Architecture will define the places where reality meets fantasy, reason meets madness, life meets death. (Border crossing is erotic.)
Architecture will be defined as the convergence of objects, events, and places. Such convergence intensifies, reinforces, and accelerates.
Manifestoes resemble contracts that the undersigned make with themselves and with society. As with all contracts, manifestoes imply certain rules, laws, and restrictions. But they soon become independent from their authors. At this point, a masochistic relationship begins between the author and the text itself, for the manifesto-contract has been drafted by the very person who will suffer from the restrictions of its clauses. No doubt such carefully devised laws will be violated. This self-transgression of self-made laws adds a particularly perverse dimension to manifestoes. In addition, like love letters, they provide an erotic distance between fantasy and actual realization. In many respects, this aspect of manifestoes has much in common with the nature of my architectural work: each of the recent works plays on the tension between ideas and real spaces, between abstract concepts and the sensuality of an implied spatial experience.
I didn’t have to build—books were architecture, exhibitions were architecture, and advertisements were architecture.
My work was about ideas and concepts; they certainly referred to architecture that could be built, but the work could also exist without building. It established a dialogue with other disciplines—with film, literature, and so on.
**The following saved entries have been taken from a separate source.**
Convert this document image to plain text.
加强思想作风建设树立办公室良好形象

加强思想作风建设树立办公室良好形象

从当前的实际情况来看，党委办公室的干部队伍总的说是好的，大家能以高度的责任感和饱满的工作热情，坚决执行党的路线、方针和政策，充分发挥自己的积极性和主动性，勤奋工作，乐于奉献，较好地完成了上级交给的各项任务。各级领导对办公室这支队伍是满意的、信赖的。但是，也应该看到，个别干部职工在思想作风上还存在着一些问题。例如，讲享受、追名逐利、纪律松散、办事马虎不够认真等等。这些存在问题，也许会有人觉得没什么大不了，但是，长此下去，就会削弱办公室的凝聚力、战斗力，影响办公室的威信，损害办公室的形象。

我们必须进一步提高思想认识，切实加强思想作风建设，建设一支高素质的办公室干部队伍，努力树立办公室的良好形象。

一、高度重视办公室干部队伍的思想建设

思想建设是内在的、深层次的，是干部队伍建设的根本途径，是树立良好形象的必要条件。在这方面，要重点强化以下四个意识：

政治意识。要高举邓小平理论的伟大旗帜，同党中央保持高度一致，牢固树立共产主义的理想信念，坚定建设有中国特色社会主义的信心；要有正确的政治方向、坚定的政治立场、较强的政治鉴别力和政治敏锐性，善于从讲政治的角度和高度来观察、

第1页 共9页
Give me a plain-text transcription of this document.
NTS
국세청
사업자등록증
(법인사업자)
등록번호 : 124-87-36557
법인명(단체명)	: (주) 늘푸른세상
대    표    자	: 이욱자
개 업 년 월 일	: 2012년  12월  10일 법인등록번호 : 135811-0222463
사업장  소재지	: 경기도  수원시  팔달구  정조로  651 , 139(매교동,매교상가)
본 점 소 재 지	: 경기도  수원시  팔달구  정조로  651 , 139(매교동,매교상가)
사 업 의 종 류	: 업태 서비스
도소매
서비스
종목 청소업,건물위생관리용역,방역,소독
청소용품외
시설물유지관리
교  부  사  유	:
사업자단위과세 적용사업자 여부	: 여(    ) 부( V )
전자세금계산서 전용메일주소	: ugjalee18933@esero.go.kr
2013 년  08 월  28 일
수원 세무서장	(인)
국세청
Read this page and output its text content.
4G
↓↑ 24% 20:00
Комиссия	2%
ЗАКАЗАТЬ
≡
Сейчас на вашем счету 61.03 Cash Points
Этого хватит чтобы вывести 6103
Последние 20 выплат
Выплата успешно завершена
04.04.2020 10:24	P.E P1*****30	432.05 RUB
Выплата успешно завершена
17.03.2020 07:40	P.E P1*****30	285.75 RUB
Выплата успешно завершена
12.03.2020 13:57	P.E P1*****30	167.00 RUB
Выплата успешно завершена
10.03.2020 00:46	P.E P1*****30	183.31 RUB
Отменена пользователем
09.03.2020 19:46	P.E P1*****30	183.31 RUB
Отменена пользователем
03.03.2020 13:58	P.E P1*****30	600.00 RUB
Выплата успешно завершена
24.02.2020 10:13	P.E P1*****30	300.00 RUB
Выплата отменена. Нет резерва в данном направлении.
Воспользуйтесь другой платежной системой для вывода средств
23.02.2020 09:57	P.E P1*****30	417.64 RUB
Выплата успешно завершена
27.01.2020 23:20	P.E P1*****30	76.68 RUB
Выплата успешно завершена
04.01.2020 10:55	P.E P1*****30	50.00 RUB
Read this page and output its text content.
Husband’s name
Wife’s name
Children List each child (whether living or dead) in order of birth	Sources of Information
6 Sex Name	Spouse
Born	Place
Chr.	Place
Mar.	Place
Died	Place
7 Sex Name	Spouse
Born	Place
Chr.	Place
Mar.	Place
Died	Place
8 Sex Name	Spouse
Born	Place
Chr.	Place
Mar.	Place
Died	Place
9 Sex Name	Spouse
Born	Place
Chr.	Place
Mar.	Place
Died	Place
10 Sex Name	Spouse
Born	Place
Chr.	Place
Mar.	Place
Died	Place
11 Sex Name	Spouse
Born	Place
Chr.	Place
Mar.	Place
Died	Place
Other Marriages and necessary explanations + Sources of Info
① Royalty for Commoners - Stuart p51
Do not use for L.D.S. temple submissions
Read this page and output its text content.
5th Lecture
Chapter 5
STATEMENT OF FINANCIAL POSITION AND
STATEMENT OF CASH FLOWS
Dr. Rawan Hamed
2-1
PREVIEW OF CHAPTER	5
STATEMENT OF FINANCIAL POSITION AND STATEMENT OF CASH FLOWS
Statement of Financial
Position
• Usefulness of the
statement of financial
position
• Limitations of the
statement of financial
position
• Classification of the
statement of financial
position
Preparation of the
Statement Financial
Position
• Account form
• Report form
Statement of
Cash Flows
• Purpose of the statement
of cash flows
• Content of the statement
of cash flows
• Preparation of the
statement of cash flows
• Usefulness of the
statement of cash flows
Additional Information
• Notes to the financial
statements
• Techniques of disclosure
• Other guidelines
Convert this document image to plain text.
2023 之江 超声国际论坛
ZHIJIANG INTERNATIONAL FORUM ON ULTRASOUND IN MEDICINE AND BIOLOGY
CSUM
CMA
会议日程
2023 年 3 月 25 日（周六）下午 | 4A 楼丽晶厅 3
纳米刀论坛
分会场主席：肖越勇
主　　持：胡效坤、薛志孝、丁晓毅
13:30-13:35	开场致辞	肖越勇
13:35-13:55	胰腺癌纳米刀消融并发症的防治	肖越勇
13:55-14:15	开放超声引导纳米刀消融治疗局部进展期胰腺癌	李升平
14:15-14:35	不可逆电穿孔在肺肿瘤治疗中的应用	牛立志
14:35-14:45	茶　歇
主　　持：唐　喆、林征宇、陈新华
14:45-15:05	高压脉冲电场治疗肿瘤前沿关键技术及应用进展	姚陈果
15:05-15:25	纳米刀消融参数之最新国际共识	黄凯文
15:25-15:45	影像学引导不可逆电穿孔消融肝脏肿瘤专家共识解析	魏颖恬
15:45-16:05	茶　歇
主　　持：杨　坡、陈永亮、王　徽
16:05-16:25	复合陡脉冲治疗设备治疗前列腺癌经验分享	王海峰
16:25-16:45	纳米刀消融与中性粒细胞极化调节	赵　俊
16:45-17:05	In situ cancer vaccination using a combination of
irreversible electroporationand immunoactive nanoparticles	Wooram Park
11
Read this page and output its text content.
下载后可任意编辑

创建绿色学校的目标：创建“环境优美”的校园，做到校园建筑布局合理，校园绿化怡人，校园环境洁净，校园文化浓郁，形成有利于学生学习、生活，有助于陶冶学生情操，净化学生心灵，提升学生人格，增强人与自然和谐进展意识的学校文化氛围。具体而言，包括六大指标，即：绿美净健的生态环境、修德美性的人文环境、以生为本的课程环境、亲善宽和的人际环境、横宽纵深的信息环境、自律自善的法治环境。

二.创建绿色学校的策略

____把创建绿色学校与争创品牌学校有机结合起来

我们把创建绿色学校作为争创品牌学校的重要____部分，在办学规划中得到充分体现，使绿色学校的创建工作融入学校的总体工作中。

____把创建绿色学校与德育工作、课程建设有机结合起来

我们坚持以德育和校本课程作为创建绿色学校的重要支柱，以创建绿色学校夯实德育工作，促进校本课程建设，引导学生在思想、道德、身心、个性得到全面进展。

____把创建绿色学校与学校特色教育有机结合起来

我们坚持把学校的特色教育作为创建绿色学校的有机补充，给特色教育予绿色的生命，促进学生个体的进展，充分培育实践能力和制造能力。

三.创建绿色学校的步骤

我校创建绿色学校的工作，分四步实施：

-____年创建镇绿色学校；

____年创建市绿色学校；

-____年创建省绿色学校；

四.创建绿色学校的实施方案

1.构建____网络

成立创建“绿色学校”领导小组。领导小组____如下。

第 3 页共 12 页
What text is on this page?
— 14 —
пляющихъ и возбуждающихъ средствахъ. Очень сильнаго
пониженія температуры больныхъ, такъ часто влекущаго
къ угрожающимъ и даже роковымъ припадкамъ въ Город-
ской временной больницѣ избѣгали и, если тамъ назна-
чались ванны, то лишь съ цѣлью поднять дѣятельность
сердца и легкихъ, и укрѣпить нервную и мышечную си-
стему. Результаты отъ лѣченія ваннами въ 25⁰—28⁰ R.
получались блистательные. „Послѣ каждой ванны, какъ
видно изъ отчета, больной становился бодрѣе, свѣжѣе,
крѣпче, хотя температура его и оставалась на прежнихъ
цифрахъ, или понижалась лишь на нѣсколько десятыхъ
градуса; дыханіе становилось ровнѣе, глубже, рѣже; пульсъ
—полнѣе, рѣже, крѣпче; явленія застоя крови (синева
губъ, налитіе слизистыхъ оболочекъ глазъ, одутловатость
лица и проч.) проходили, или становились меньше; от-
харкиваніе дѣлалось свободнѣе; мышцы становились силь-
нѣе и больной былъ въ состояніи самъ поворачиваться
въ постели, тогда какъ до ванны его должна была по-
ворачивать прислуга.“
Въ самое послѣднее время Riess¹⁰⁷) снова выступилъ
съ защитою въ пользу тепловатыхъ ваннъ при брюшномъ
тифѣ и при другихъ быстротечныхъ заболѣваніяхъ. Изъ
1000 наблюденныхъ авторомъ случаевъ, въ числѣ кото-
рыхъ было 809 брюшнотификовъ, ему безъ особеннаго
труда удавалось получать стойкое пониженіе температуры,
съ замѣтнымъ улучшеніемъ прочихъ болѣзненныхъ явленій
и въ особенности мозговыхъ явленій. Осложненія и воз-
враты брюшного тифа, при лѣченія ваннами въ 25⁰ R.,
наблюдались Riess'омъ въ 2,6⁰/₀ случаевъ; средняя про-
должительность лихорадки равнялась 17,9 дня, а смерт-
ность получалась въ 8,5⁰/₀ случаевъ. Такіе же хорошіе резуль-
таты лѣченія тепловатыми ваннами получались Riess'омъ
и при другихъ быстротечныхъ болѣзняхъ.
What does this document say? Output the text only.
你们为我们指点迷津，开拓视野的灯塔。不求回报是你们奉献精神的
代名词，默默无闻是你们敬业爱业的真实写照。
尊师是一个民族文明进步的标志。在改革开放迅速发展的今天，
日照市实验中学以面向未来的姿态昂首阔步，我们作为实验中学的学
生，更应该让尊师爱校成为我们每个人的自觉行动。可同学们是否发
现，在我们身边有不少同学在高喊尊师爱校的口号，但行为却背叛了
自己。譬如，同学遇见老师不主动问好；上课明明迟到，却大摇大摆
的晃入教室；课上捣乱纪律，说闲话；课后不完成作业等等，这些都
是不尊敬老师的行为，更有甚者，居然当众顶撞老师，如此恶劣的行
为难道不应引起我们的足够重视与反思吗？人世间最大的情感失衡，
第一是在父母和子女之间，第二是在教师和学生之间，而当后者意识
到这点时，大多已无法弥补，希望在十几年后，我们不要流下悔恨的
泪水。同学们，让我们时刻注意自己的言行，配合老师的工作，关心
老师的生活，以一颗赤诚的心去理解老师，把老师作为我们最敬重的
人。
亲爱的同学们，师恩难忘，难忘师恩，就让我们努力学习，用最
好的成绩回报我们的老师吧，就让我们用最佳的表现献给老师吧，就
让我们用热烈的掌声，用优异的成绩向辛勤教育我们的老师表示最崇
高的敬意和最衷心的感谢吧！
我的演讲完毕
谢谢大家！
My concept-based work eventually led to the Parc de la Villette, Paris (1982-1998), with its superposition of systems of points, lines, and surfaces; Le Fresnoy, Tourcoing, (1997) with its facade-and-roof envelope; or the Glass Video Gallery in Groningen, The Netherlands. I considered each of these buildings to be a manifesto. Here, texts and words were okay, but the building was a manifesto on its own. Each building exists to represent an idea, to develop a concept, to be a manifesto of sorts.
What about today? Ideological manifestos are rarer and more infrequent, except perhaps for green, sustainable, or ecological endeavors, but there are still other architectural manifestos being developed—some as in-your-face as those by the Futurists, others more subtle and more perverse.
Examples include unbuilt work by Philippe Rahm, François Roche, Pier Vittorio Aureli, my own Factory 798 project, as well as several projects by other people in this room. And what about built manifestos? After all, the Barcelona Pavilion (1929) and the Villa Savoye (1931) were manifestos. And one could think of many other examples from the last ten to twelve years, in no particular order: MVRDV’s Dutch Pavilion in Hanover (2000), Foreign Office Architects’ Yokohama Terminal (2002), the CCTV building by OMA (2012), SANAA’s Rolex Center (2010), Peter Eisenman’s City of Galicia (1999-ongoing), and even MASDAR (initiated 2006), as planned and designed by Norman Foster. The list goes on and on.
Indeed, I would claim that any work that has a fresh, provocative, and clear content is a manifesto of sorts. Invent a concept, and it will become a manifesto!
AND PROCLAIM:
Architecture is not about the conditions of design but about the design of conditions.
Architecture is not so much a knowledge of form, but a form of knowledge.
Architecture is the discourse of events as much as the discourse of spaces.
Architecture is not only what it looks like, but also what it does.
Architecture is the materialization of concepts.
Concept, not form, is what distinguishes architecture from mere building.
Architects don’t choose contexts; they choose concepts.